Randy Shaw, THC’s longtime executive director, declined to comment at length when reached briefly on his cellphone June 27. At the time, Shaw said only that the dispute could be resolved as soon as “tonight or tomorrow.” He did not respond to subsequent requests for comment. 

But as of Wednesday, more than a week after Shaw’s predicted resolution, management and workers were still far apart on key points including guaranteed wage floors and raises, Oravec said.

Though Mayor London Breed’s budget allotted $67 million over the next two years to raise pay for nonprofit workers—including a new $28-an-hour floor for skilled caseworkers, some of whom hold master’s degrees—that’s still below the $30 an hour “living wage” for a single person with no children in the city, according to MIT’s Living Wage calculator. And front-desk clerks and other workers, many of whom are people of color, according to the city controller, earn even less than that.

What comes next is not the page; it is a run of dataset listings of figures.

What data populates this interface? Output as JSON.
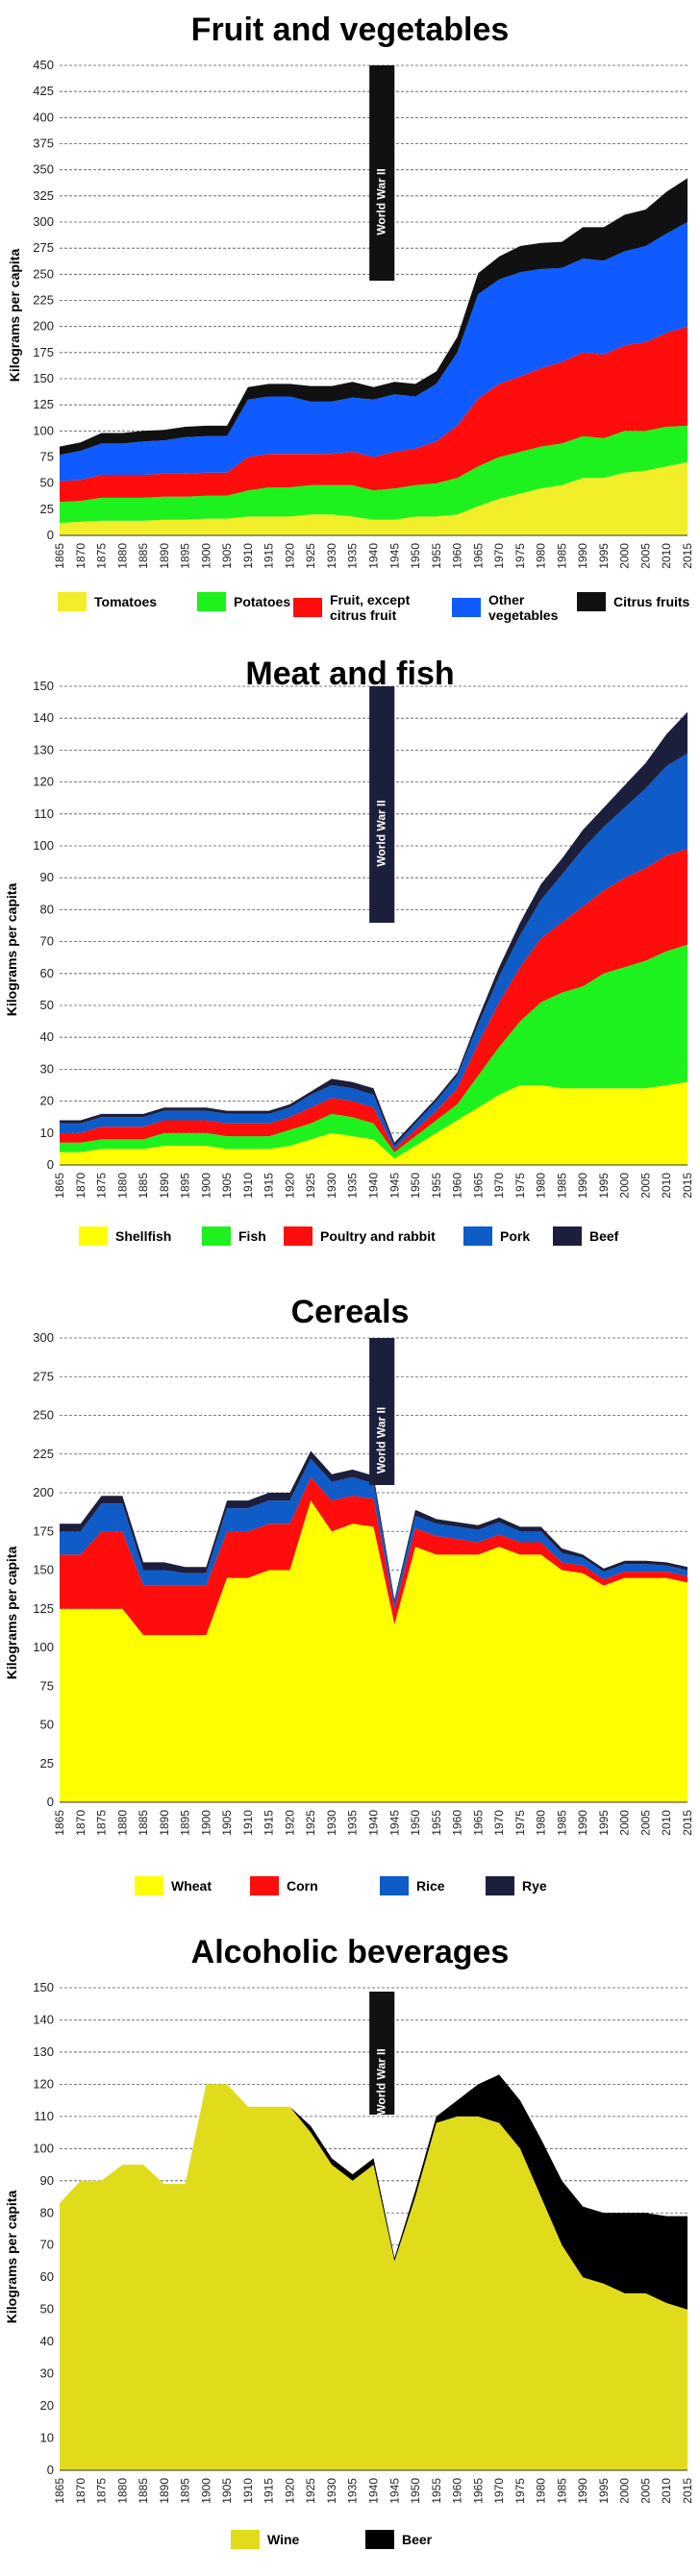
{
  "charts": [
    {
      "title": "Fruit and vegetables",
      "ylabel": "Kilograms per capita",
      "annotation": "World War II",
      "x_ticks": [
        "1865",
        "1870",
        "1875",
        "1880",
        "1885",
        "1890",
        "1895",
        "1900",
        "1905",
        "1910",
        "1915",
        "1920",
        "1925",
        "1930",
        "1935",
        "1940",
        "1945",
        "1950",
        "1955",
        "1960",
        "1965",
        "1970",
        "1975",
        "1980",
        "1985",
        "1990",
        "1995",
        "2000",
        "2005",
        "2010",
        "2015"
      ],
      "y_ticks": [
        "0",
        "25",
        "50",
        "75",
        "100",
        "125",
        "150",
        "175",
        "200",
        "225",
        "250",
        "275",
        "300",
        "325",
        "350",
        "375",
        "400",
        "425",
        "450"
      ],
      "legend": [
        {
          "label": "Tomatoes",
          "color": "#f2ef2a"
        },
        {
          "label": "Potatoes",
          "color": "#1ef21e"
        },
        {
          "label": "Fruit, except\ncitrus fruit",
          "color": "#ff0d0d"
        },
        {
          "label": "Other\nvegetables",
          "color": "#0f5bff"
        },
        {
          "label": "Citrus fruits",
          "color": "#111111"
        }
      ]
    },
    {
      "title": "Meat and fish",
      "ylabel": "Kilograms per capita",
      "annotation": "World War II",
      "x_ticks": [
        "1865",
        "1870",
        "1875",
        "1880",
        "1885",
        "1890",
        "1895",
        "1900",
        "1905",
        "1910",
        "1915",
        "1920",
        "1925",
        "1930",
        "1935",
        "1940",
        "1945",
        "1950",
        "1955",
        "1960",
        "1965",
        "1970",
        "1975",
        "1980",
        "1985",
        "1990",
        "1995",
        "2000",
        "2005",
        "2010",
        "2015"
      ],
      "y_ticks": [
        "0",
        "10",
        "20",
        "30",
        "40",
        "50",
        "60",
        "70",
        "80",
        "90",
        "100",
        "110",
        "120",
        "130",
        "140",
        "150"
      ],
      "legend": [
        {
          "label": "Shellfish",
          "color": "#ffff00"
        },
        {
          "label": "Fish",
          "color": "#1ef21e"
        },
        {
          "label": "Poultry and rabbit",
          "color": "#ff0d0d"
        },
        {
          "label": "Pork",
          "color": "#0f5bc8"
        },
        {
          "label": "Beef",
          "color": "#1c1f3c"
        }
      ]
    },
    {
      "title": "Cereals",
      "ylabel": "Kilograms per capita",
      "annotation": "World War II",
      "x_ticks": [
        "1865",
        "1870",
        "1875",
        "1880",
        "1885",
        "1890",
        "1895",
        "1900",
        "1905",
        "1910",
        "1915",
        "1920",
        "1925",
        "1930",
        "1935",
        "1940",
        "1945",
        "1950",
        "1955",
        "1960",
        "1965",
        "1970",
        "1975",
        "1980",
        "1985",
        "1990",
        "1995",
        "2000",
        "2005",
        "2010",
        "2015"
      ],
      "y_ticks": [
        "0",
        "25",
        "50",
        "75",
        "100",
        "125",
        "150",
        "175",
        "200",
        "225",
        "250",
        "275",
        "300"
      ],
      "legend": [
        {
          "label": "Wheat",
          "color": "#ffff00"
        },
        {
          "label": "Corn",
          "color": "#ff0d0d"
        },
        {
          "label": "Rice",
          "color": "#0f5bc8"
        },
        {
          "label": "Rye",
          "color": "#1c1f3c"
        }
      ]
    },
    {
      "title": "Alcoholic beverages",
      "ylabel": "Kilograms per capita",
      "annotation": "World War II",
      "x_ticks": [
        "1865",
        "1870",
        "1875",
        "1880",
        "1885",
        "1890",
        "1895",
        "1900",
        "1905",
        "1910",
        "1915",
        "1920",
        "1925",
        "1930",
        "1935",
        "1940",
        "1945",
        "1950",
        "1955",
        "1960",
        "1965",
        "1970",
        "1975",
        "1980",
        "1985",
        "1990",
        "1995",
        "2000",
        "2005",
        "2010",
        "2015"
      ],
      "y_ticks": [
        "0",
        "10",
        "20",
        "30",
        "40",
        "50",
        "60",
        "70",
        "80",
        "90",
        "100",
        "110",
        "120",
        "130",
        "140",
        "150"
      ],
      "legend": [
        {
          "label": "Wine",
          "color": "#e0dc1c"
        },
        {
          "label": "Beer",
          "color": "#000000"
        }
      ]
    }
  ],
  "chart_data": [
    {
      "type": "area",
      "title": "Fruit and vegetables",
      "ylabel": "Kilograms per capita",
      "xlim": [
        1865,
        2015
      ],
      "ylim": [
        0,
        450
      ],
      "annotation": {
        "label": "World War II",
        "x": [
          1939,
          1945
        ]
      },
      "x": [
        1865,
        1870,
        1875,
        1880,
        1885,
        1890,
        1895,
        1900,
        1905,
        1910,
        1915,
        1920,
        1925,
        1930,
        1935,
        1940,
        1945,
        1950,
        1955,
        1960,
        1965,
        1970,
        1975,
        1980,
        1985,
        1990,
        1995,
        2000,
        2005,
        2010,
        2015
      ],
      "series": [
        {
          "name": "Tomatoes",
          "color": "#f2ef2a",
          "values": [
            12,
            13,
            14,
            14,
            14,
            15,
            15,
            16,
            16,
            18,
            18,
            18,
            20,
            20,
            18,
            15,
            15,
            18,
            18,
            20,
            28,
            35,
            40,
            45,
            48,
            55,
            55,
            60,
            62,
            66,
            70
          ]
        },
        {
          "name": "Potatoes",
          "color": "#1ef21e",
          "values": [
            20,
            20,
            22,
            22,
            22,
            22,
            22,
            22,
            22,
            25,
            28,
            28,
            28,
            28,
            30,
            28,
            30,
            30,
            32,
            35,
            38,
            40,
            40,
            40,
            40,
            40,
            38,
            40,
            38,
            38,
            35
          ]
        },
        {
          "name": "Fruit, except citrus fruit",
          "color": "#ff0d0d",
          "values": [
            20,
            20,
            22,
            22,
            22,
            22,
            22,
            22,
            22,
            32,
            32,
            32,
            30,
            30,
            32,
            32,
            35,
            35,
            40,
            50,
            65,
            70,
            72,
            75,
            78,
            80,
            80,
            82,
            85,
            90,
            95
          ]
        },
        {
          "name": "Other vegetables",
          "color": "#0f5bff",
          "values": [
            25,
            28,
            30,
            30,
            32,
            32,
            35,
            35,
            35,
            55,
            55,
            55,
            50,
            50,
            52,
            55,
            55,
            50,
            55,
            70,
            100,
            100,
            100,
            95,
            90,
            90,
            90,
            90,
            92,
            95,
            100
          ]
        },
        {
          "name": "Citrus fruits",
          "color": "#111111",
          "values": [
            8,
            8,
            10,
            10,
            10,
            10,
            10,
            10,
            10,
            12,
            12,
            12,
            15,
            15,
            15,
            12,
            12,
            12,
            12,
            15,
            20,
            22,
            25,
            25,
            25,
            30,
            32,
            35,
            35,
            40,
            42
          ]
        }
      ]
    },
    {
      "type": "area",
      "title": "Meat and fish",
      "ylabel": "Kilograms per capita",
      "xlim": [
        1865,
        2015
      ],
      "ylim": [
        0,
        150
      ],
      "annotation": {
        "label": "World War II",
        "x": [
          1939,
          1945
        ]
      },
      "x": [
        1865,
        1870,
        1875,
        1880,
        1885,
        1890,
        1895,
        1900,
        1905,
        1910,
        1915,
        1920,
        1925,
        1930,
        1935,
        1940,
        1945,
        1950,
        1955,
        1960,
        1965,
        1970,
        1975,
        1980,
        1985,
        1990,
        1995,
        2000,
        2005,
        2010,
        2015
      ],
      "series": [
        {
          "name": "Shellfish",
          "color": "#ffff00",
          "values": [
            4,
            4,
            5,
            5,
            5,
            6,
            6,
            6,
            5,
            5,
            5,
            6,
            8,
            10,
            9,
            8,
            2,
            6,
            10,
            14,
            18,
            22,
            25,
            25,
            24,
            24,
            24,
            24,
            24,
            25,
            26
          ]
        },
        {
          "name": "Fish",
          "color": "#1ef21e",
          "values": [
            3,
            3,
            3,
            3,
            3,
            4,
            4,
            4,
            4,
            4,
            4,
            5,
            5,
            6,
            6,
            5,
            2,
            3,
            4,
            5,
            10,
            15,
            20,
            26,
            30,
            32,
            36,
            38,
            40,
            42,
            43
          ]
        },
        {
          "name": "Poultry and rabbit",
          "color": "#ff0d0d",
          "values": [
            3,
            3,
            4,
            4,
            4,
            4,
            4,
            4,
            4,
            4,
            4,
            4,
            5,
            5,
            5,
            5,
            1,
            2,
            3,
            5,
            10,
            14,
            17,
            20,
            22,
            25,
            26,
            28,
            29,
            30,
            30
          ]
        },
        {
          "name": "Pork",
          "color": "#0f5bc8",
          "values": [
            3,
            3,
            3,
            3,
            3,
            3,
            3,
            3,
            3,
            3,
            3,
            3,
            4,
            4,
            4,
            4,
            1,
            2,
            3,
            4,
            6,
            8,
            10,
            12,
            15,
            18,
            20,
            22,
            25,
            28,
            30
          ]
        },
        {
          "name": "Beef",
          "color": "#1c1f3c",
          "values": [
            1,
            1,
            1,
            1,
            1,
            1,
            1,
            1,
            1,
            1,
            1,
            1,
            1,
            2,
            2,
            2,
            1,
            1,
            1,
            1,
            2,
            3,
            4,
            5,
            5,
            6,
            6,
            7,
            8,
            10,
            13
          ]
        }
      ]
    },
    {
      "type": "area",
      "title": "Cereals",
      "ylabel": "Kilograms per capita",
      "xlim": [
        1865,
        2015
      ],
      "ylim": [
        0,
        300
      ],
      "annotation": {
        "label": "World War II",
        "x": [
          1939,
          1945
        ]
      },
      "x": [
        1865,
        1870,
        1875,
        1880,
        1885,
        1890,
        1895,
        1900,
        1905,
        1910,
        1915,
        1920,
        1925,
        1930,
        1935,
        1940,
        1945,
        1950,
        1955,
        1960,
        1965,
        1970,
        1975,
        1980,
        1985,
        1990,
        1995,
        2000,
        2005,
        2010,
        2015
      ],
      "series": [
        {
          "name": "Wheat",
          "color": "#ffff00",
          "values": [
            125,
            125,
            125,
            125,
            108,
            108,
            108,
            108,
            145,
            145,
            150,
            150,
            195,
            175,
            180,
            178,
            115,
            165,
            160,
            160,
            160,
            165,
            160,
            160,
            150,
            148,
            140,
            145,
            145,
            145,
            142
          ]
        },
        {
          "name": "Corn",
          "color": "#ff0d0d",
          "values": [
            35,
            35,
            50,
            50,
            32,
            32,
            32,
            32,
            30,
            30,
            30,
            30,
            15,
            20,
            18,
            18,
            10,
            12,
            12,
            10,
            8,
            8,
            8,
            8,
            5,
            5,
            4,
            4,
            4,
            4,
            4
          ]
        },
        {
          "name": "Rice",
          "color": "#0f5bc8",
          "values": [
            15,
            15,
            18,
            18,
            10,
            10,
            8,
            8,
            15,
            15,
            15,
            15,
            12,
            12,
            12,
            10,
            4,
            8,
            8,
            8,
            8,
            8,
            7,
            7,
            6,
            5,
            5,
            5,
            5,
            4,
            4
          ]
        },
        {
          "name": "Rye",
          "color": "#1c1f3c",
          "values": [
            5,
            5,
            5,
            5,
            5,
            5,
            4,
            4,
            5,
            5,
            5,
            5,
            5,
            5,
            5,
            5,
            2,
            4,
            3,
            3,
            3,
            3,
            3,
            3,
            3,
            2,
            2,
            2,
            2,
            2,
            2
          ]
        }
      ]
    },
    {
      "type": "area",
      "title": "Alcoholic beverages",
      "ylabel": "Kilograms per capita",
      "xlim": [
        1865,
        2015
      ],
      "ylim": [
        0,
        150
      ],
      "annotation": {
        "label": "World War II",
        "x": [
          1939,
          1945
        ]
      },
      "x": [
        1865,
        1870,
        1875,
        1880,
        1885,
        1890,
        1895,
        1900,
        1905,
        1910,
        1915,
        1920,
        1925,
        1930,
        1935,
        1940,
        1945,
        1950,
        1955,
        1960,
        1965,
        1970,
        1975,
        1980,
        1985,
        1990,
        1995,
        2000,
        2005,
        2010,
        2015
      ],
      "series": [
        {
          "name": "Wine",
          "color": "#e0dc1c",
          "values": [
            83,
            90,
            90,
            95,
            95,
            89,
            89,
            120,
            120,
            113,
            113,
            113,
            105,
            95,
            90,
            95,
            65,
            85,
            108,
            110,
            110,
            108,
            100,
            85,
            70,
            60,
            58,
            55,
            55,
            52,
            50
          ]
        },
        {
          "name": "Beer",
          "color": "#000000",
          "values": [
            0,
            0,
            0,
            0,
            0,
            0,
            0,
            0,
            0,
            0,
            0,
            0,
            2,
            2,
            2,
            2,
            1,
            2,
            2,
            5,
            10,
            15,
            15,
            18,
            20,
            22,
            22,
            25,
            25,
            27,
            29
          ]
        }
      ]
    }
  ]
}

Some, like Hattie Patterson, a front-desk clerk at THC’s Vincent Hotel who makes $19 an hour, live in subsidized housing themselves.

“If I wasn’t, I wouldn’t be able to live off the money they paid us,” she said in a recent interview. “I can barely make it now.”

Although THC’s union is the first representing nonprofit permanent supportive-housing workers to edge close to the red line of a strike, their pay structure is common throughout the city’s nonprofit sector, as a parade of workers, managers, and advocates told the Board of Supervisors during a June 8 hearing.

The poor pay leads to an unsustainable cycle of high burnout, constant turnover—and, finally, inefficient or underperforming services, a situation the controller acknowledged

In an email, Jeff Cretan, a Breed spokesman, declined to comment “on any discussions between providers and their workers,” but admitted there’s a problem.

“Attracting and retaining staff has been a challenge for the nonprofit organizations in this community—as well as many others and that is exactly why the mayor included $67.4 million in her budget to address these concerns,” he wrote.

Other experts agreed that the existing wages are inadequate.

“There are persistent frontline staffing issues at all the PSH in SF,” said Jamie Chang, an assistant professor of public health at Santa Clara University who studies homelessness and has done research in the Tenderloin.

Critics have at times questioned the wisdom of outsourcing vital services to what’s sometimes derisively called “the nonprofit industrial complex” rather than the city providing the services directly—at times suggesting that the current system encourages waste or graft. But experts note this arrangement saves money: Using city staffers to do the same work would require funding a city pension, thereby driving up the cost even more.

The pandemic appears to have triggered a new militancy in a once-docile nonprofit workforce. For a brief period, workers qualified for a $5-per-hour federally subsidized hazard bonus for essential workers. When it expired after a year, it was radicalizing, and may have been the final straw to convince workers a strike is necessary, noted John Logan, a professor of labor and employment studies at San Francisco State University. 

Labor strife like that at THC is “years in the making,” but “taking [the bonus] away causes huge resentment,” he said. “That adds to the sense of injustice, that they’re treated unfairly.”

After the July 4 holiday weekend, following several months of regular negotiation meetings, it was not immediately clear what would precipitate a strike, though Oravec vowed workers would “move forward if we don’t see the kind of investment that will lift everyone up.”

In the meantime, strike or no strike, THC’s wage structure keeps key positions unfilled, workers said.

“No one wants to be a janitor at THC,” Patterson said. “The work is too dirty, and the pay is too low.”